Researchers at Nanjing Tech University and other institutes in China have recently created solar cells using 2-D Ruddlesden-Popper (RP) layered perovskites with phase-pure quantum wells (QWs) and a single-well width. These solar cells could achieve remarkable power conversion efficiencies that are largely retained over time.
"We report phase-pure QWs with a single well width by introducing molten salt spacer n-butylamine acetate, instead of the traditional halide spacer n-butylamine iodide," the researchers wrote in their paper. "Due to the strong ionic coordination between n-butylamine acetate and the perovskite framework, a gel of a uniformly distributed intermediate phase can be formed."
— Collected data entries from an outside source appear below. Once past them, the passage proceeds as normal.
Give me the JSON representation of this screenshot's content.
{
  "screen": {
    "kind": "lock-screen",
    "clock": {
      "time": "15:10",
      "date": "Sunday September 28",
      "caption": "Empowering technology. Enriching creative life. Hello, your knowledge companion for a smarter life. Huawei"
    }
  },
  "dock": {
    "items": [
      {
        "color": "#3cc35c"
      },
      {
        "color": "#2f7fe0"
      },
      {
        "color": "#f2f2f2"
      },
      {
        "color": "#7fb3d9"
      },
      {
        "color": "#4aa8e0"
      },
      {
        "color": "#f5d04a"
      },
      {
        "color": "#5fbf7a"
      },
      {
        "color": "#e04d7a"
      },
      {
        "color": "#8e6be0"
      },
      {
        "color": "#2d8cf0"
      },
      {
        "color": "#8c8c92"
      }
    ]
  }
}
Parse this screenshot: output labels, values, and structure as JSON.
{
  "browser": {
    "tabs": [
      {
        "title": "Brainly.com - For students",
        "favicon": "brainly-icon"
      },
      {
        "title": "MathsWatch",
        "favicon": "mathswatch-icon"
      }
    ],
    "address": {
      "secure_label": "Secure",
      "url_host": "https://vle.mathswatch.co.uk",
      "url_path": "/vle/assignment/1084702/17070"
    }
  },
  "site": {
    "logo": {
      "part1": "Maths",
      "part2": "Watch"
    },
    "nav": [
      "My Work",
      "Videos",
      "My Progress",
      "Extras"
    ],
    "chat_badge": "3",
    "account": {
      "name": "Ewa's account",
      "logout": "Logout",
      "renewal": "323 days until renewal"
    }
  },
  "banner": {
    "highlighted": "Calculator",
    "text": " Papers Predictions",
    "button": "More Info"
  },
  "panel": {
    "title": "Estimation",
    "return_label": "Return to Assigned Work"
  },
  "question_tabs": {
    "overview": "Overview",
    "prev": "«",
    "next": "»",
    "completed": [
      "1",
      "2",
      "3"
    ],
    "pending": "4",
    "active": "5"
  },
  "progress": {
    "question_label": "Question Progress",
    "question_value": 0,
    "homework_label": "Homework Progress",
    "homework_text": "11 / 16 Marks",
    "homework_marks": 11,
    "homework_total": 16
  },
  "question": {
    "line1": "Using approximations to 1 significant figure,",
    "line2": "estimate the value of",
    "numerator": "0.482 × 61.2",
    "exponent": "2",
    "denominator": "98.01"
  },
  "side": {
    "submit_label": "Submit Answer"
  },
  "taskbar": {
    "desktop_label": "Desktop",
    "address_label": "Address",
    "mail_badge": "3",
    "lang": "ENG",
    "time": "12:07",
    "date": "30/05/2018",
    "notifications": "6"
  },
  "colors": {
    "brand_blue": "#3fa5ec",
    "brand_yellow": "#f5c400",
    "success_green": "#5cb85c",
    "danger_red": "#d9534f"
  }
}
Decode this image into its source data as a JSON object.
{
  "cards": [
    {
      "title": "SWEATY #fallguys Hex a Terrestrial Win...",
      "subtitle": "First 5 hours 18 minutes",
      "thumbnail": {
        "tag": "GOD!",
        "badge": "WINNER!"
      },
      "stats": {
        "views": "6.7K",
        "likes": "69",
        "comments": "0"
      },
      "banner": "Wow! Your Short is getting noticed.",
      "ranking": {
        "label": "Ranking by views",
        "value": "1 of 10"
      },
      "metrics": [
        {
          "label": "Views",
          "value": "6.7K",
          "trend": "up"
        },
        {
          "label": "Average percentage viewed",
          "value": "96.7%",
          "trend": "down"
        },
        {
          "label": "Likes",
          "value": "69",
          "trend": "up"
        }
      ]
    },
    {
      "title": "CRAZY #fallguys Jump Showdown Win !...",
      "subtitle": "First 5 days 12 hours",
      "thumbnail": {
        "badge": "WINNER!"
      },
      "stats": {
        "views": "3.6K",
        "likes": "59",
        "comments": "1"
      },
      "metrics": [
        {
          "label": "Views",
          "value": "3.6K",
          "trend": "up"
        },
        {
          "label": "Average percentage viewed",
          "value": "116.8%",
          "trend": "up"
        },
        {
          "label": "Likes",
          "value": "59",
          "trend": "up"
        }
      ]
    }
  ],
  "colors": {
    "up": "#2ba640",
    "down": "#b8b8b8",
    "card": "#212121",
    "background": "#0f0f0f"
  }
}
This unique design produces phase-pure quantum well films with microscale grains that are vertically aligned. These gains are crystallized at their respective intermediate phases, which could ultimately increase the solar cells' stability.
In a series of initial tests, the researchers found that the solar cells they created achieved a power conversion efficiency of 16.25% and a high open voltage of 1.31V. Moreover, they evaluated the solar cells in three different scenarios: after they were kept in an environment with 65'±'10% humidity for 4,680'hours; after operating at 85'°C for 558 hours; and when they were placed under continuous light illumination for 1,100'hours. In all these three cases, the cells' efficiency decreased by less than 10%.
These results suggest that the limitations associated with the QWs of previously developed RP perovskite-based solar cells could be overcome by introducing a molten salt spacer layer. In the future, the unique solar cell design presented in this recent paper could enable the creation of solar panels or other solar-powered devices that are both efficient and stable.
"Compared to the traditional all-inorganic QWs deposited with vacuum methods, the hybrid organic-inorganic metal-halide perovskite phase-pure QWs offer several improvements, including solution processability, low-temperature fabrication and atomic layer accuracy," the researchers explained in their paper. "Considering the good stability, unique structure and optoelectronic properties, we anticipate that the phase-pure QWs will facilitate the development of solar cells and other perovskite-based optoelectronic devices, such as detectors, light-emitting diodes and lasers."